Thousands of people of all ages stood in several lines, through the night, waiting to pay their last respects before the catafalque of King Mihai I.
Young, old people and children, most of them wearing dark clothes and a candle in their hand, and also carrying flowers, stood in line for more than five-six hours to file past the royal catafalque.
A small crowd already had surrounded the Royal Palace before noon, people coming from all over the country to bid farewell to their king, with the queue stretching from the Calea Victoriei street and Stirbei Voda boulevard to the front gates of the Palace.
“It doesn’t matter how long I have to wait. I am doing this with all my heart, for this is how my grandparents and my parents taught me. That’s why I traveled 550 kilometers from the historical Maramures, from Valea Izei. I met His Majesty in 1992, in Borsa, and I was there when he celebrated his 90th anniversary in the Parliament Hall,” said Ticala Ion.
In his turn, Ovidiu Popescu, who said he was an art historian, confessed that he stood in line for seven hours to have the chance to pay his homage to the catafalque of “His Majesty King Mihai I.”
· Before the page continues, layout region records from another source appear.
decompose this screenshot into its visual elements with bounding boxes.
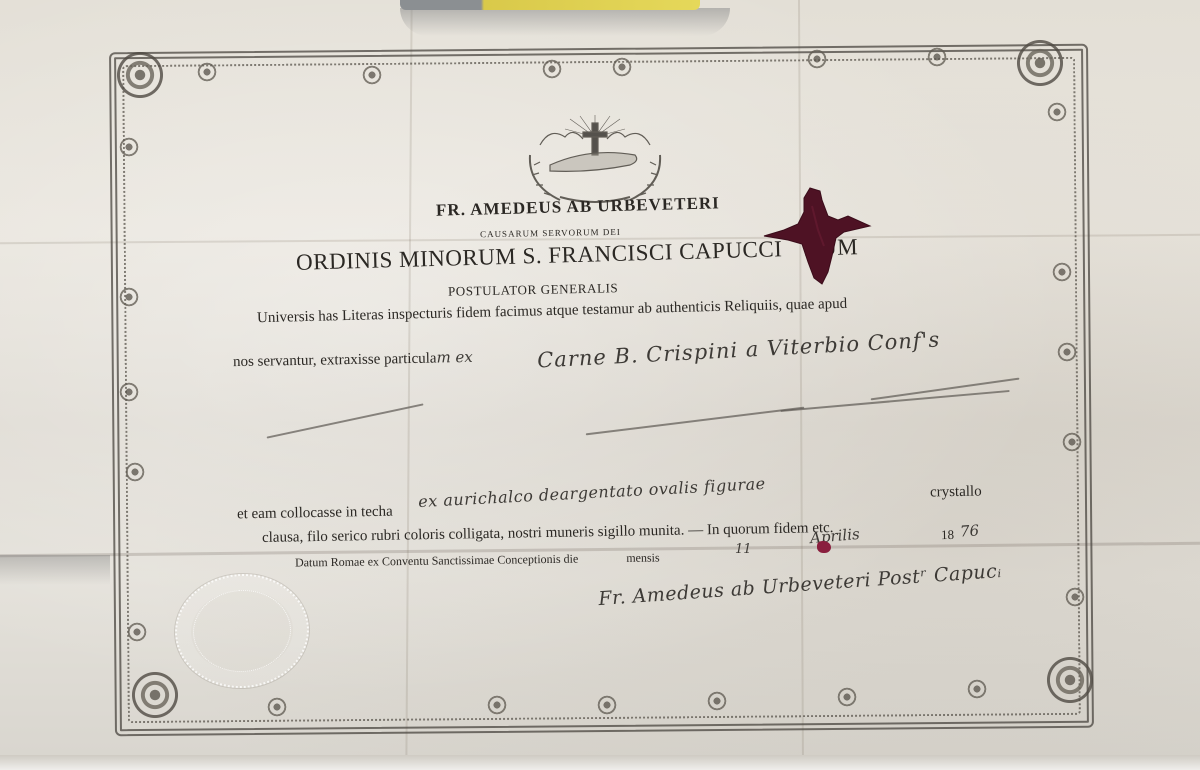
flower-bouquet-icon <box>590 688 624 722</box>
flower-bouquet-icon <box>1058 580 1092 614</box>
flower-bouquet-icon <box>700 684 734 718</box>
pen-object <box>400 0 700 10</box>
handwritten-day: 11 <box>735 542 752 557</box>
body-line-2-printed: nos servantur, extraxisse particula <box>233 351 437 371</box>
body-line-3: et eam collocasse in techa <box>237 504 393 524</box>
table-edge <box>0 755 1200 770</box>
wax-mark <box>817 541 831 553</box>
year-printed: 18 <box>941 527 954 543</box>
floral-corner-icon <box>105 40 175 110</box>
flower-bouquet-icon <box>1040 95 1074 129</box>
flower-bouquet-icon <box>535 52 569 86</box>
flower-bouquet-icon <box>112 375 146 409</box>
edge-shadow <box>0 555 110 585</box>
floral-corner-icon <box>120 660 190 730</box>
flower-bouquet-icon <box>800 42 834 76</box>
flower-bouquet-icon <box>112 130 146 164</box>
floral-corner-icon <box>1035 645 1105 715</box>
flower-bouquet-icon <box>960 672 994 706</box>
flower-bouquet-icon <box>830 680 864 714</box>
flower-bouquet-icon <box>605 50 639 84</box>
year-handwritten: 76 <box>959 521 979 540</box>
flower-bouquet-icon <box>1055 425 1089 459</box>
flower-bouquet-icon <box>260 690 294 724</box>
flower-bouquet-icon <box>112 280 146 314</box>
flower-bouquet-icon <box>190 55 224 89</box>
flower-bouquet-icon <box>1045 255 1079 289</box>
cross-emblem-icon <box>520 115 670 205</box>
flower-bouquet-icon <box>920 40 954 74</box>
date-line-printed: Datum Romae ex Conventu Sanctissimae Con… <box>295 552 578 570</box>
flower-bouquet-icon <box>118 455 152 489</box>
floral-corner-icon <box>1005 28 1075 98</box>
wax-seal-icon <box>762 186 872 286</box>
flower-bouquet-icon <box>480 688 514 722</box>
flower-bouquet-icon <box>355 58 389 92</box>
body-line-3-end: crystallo <box>930 484 982 502</box>
flower-bouquet-icon <box>1050 335 1084 369</box>
body-line-2-suffix: m ex <box>436 348 473 367</box>
object-shadow <box>400 8 730 36</box>
flower-bouquet-icon <box>120 615 154 649</box>
mensis-label: mensis <box>626 550 660 564</box>
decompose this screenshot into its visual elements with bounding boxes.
“Waiting for six-seven hours is just who I am and this is about me acting in the spirit of the love that I feel for constitutional monarchy in Romania and paying a last homage to King Mihai, while hoping that the Romanian people, sooner or later, will realize that Prince Nicolae (Nicolae de Roumanie Medforth Mills editor’s note) could be a possible salvation for this country,” said Popescu.
He also confessed he was impressed to see how Nicolae de Roumanie Medforth Mills came “in the middle of the people and shook everybody’s hands, and everybody showed love for him.” “I hope this doesn’t have negative consequences because of his attitude and the fact that everyone loves him. I don’t if someone else in his place would have received the same amount of love,” he added.
A group of men wearing beautiful traditional costumes seemed to be in a hurry: they needed to enter the gate of the Royal Palace.
“This is a sad moment. We came with a delegation of “youngsters” to pay our homage to His Majesty King Mihai. The connections between the Youngsters from Brasov and the Royal House of Romania are old. There are two such companies of “youngsters” in Brasov that wear the royal symbols on their flags – The Brasovacheni Youngsters Company and the Rosiori Youngsters Company. And the connection with the Royal House of Romania is older than the great union of 1918, when many youngsters from Brasov participated in the celebrations occasioned by the 40th anniversary since King Carol I became ruler of Romania, at Arenele Romane venue,” said Mihai Moraru, the President of the Youngsters from Brasov.
Professor Sorin Antohi also stood in line for six hours and a half.
“I am doing this out of personal piety, for I had the privilege of knowing King Mihai quite well. I am doing this in the memory of my family, of my father, my uncle, my grandfather on my mother’s side, who were also very passionate monarchists and they knew the King. I am doing this for many other members of my family, three distinct family lines, who served the monarchy from the very beginning,” said Antohi.
He also said he was skeptical when it came to the manner in which King Mihai will be remembered by Romanians.
“Romanians’ memory is unstable and very heterogenous. Romanians forget a lot more than they remember. And when they do remember, the way they do it is very specific. In fact all societies forget or remember the same way. Historical memory needs a vector to help it survive and even to bloom and become active again. This vector needs to be a group of people, as large as possible, to include all social categories, who understood at least a bit from the exemplary attitude that King Mihai I had in every area of his life: in his private life, public life, political life. If there were more people to understand this message, then we would remember him in such a way that we will be able to move forward and learn something about ourselves, about the present and the future. If this memory does not coagulate, then it will remain just a memory, let’s say almost folkloric or etnographic, uninteresting. It may be a warm memory, sentimental, for Romanians often become sentimental, but one that will never be passed to the next generations as an urge for action,” said Sorin Antohi, according to Agerpres.
And since the gates of the Royal Palace remained open Thursday and Friday night for all those who wish to pay an homage to King Mihai to be able to do it, thousands of people continued to defy the cold weather, with flowers in their hands, with candles and a message that they wanted to leave at the gates of the Royal Palace. Then they entered the courtyard and then into the building, to pay their respects, with a tear in their eye, in the Throne Hall, in front of the catafalque of King Mihai I of Romania.